Oct 23 2012
A recent blog compared NFL referees with courtroom judges. Both sides want the decider to be impartial and skilled. However, when judges are required to actively fundraise in order to successfully campaign for a
seat on the bench and special interest groups, lawyers and litigants who may later appear before the judge donate large sums of money,
how impartial are the judges?
This problem has ballooned within the last decade. In 1990, state Supreme Court candidates raised approximately $3 million. However, by 2000, some high court candidates raised more than $45 million. Further, some of these contributors are corporate special interests, expecting some sort of benefit for their contribution. A Center for American Progress study reported, “In courtrooms across the country, big corporations and other special interests are tilting the playing field in their favor.”
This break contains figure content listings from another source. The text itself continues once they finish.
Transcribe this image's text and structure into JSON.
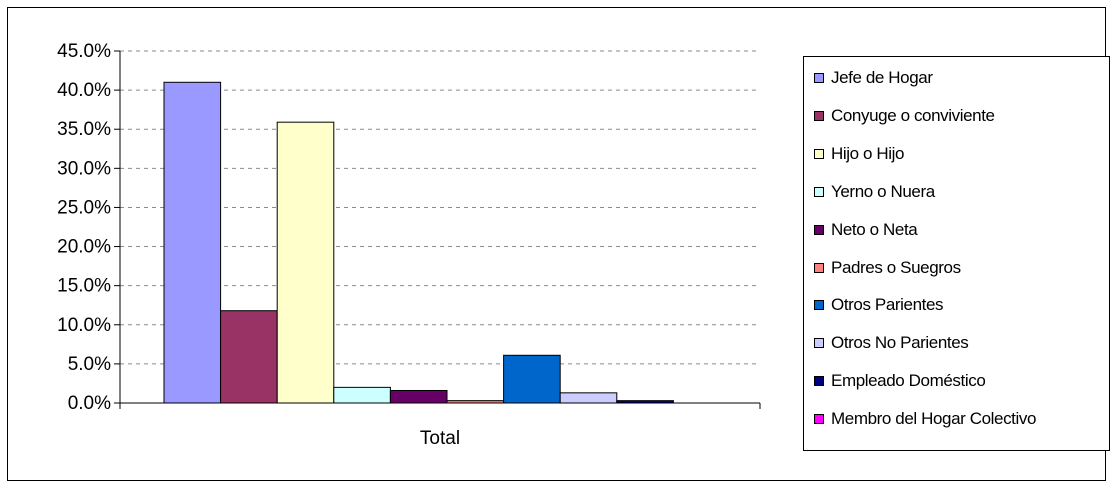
{
  "chart_data": {
    "type": "bar",
    "categories": [
      "Total"
    ],
    "series": [
      {
        "name": "Jefe de Hogar",
        "values": [
          41.0
        ],
        "color": "#9999ff"
      },
      {
        "name": "Conyuge o conviviente",
        "values": [
          11.8
        ],
        "color": "#993366"
      },
      {
        "name": "Hijo o Hijo",
        "values": [
          35.9
        ],
        "color": "#ffffcc"
      },
      {
        "name": "Yerno o Nuera",
        "values": [
          2.0
        ],
        "color": "#ccffff"
      },
      {
        "name": "Neto o Neta",
        "values": [
          1.6
        ],
        "color": "#660066"
      },
      {
        "name": "Padres o Suegros",
        "values": [
          0.3
        ],
        "color": "#ff8080"
      },
      {
        "name": "Otros Parientes",
        "values": [
          6.1
        ],
        "color": "#0066cc"
      },
      {
        "name": "Otros No Parientes",
        "values": [
          1.3
        ],
        "color": "#ccccff"
      },
      {
        "name": "Empleado Doméstico",
        "values": [
          0.3
        ],
        "color": "#000080"
      },
      {
        "name": "Membro del Hogar Colectivo",
        "values": [
          0.0
        ],
        "color": "#ff00ff"
      }
    ],
    "yticks": [
      "0.0%",
      "5.0%",
      "10.0%",
      "15.0%",
      "20.0%",
      "25.0%",
      "30.0%",
      "35.0%",
      "40.0%",
      "45.0%"
    ],
    "ylim": [
      0,
      45
    ],
    "xlabel": "",
    "ylabel": "",
    "title": "",
    "grid": true,
    "legend_position": "right"
  }
}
Although judges are supposed to be impartial, there are political movements across the country to oust judges that decide against political partisans. For example, a Pennsylvania Tea Party faction set out to defeat a few state Supreme Court justices who refused to uphold to voter ID law. In Iowa, one party, Iowans for Freedom is leading the call to remove Judge David Wiggins. He was involved in a unanimous ruling legalizing same-sex marriage. An opposing party, Justice Not Politics has emerged to protect the court system, merit selection and retention. They explain, “If politics and campaign money are allowed into the courts, justice will be for sale.”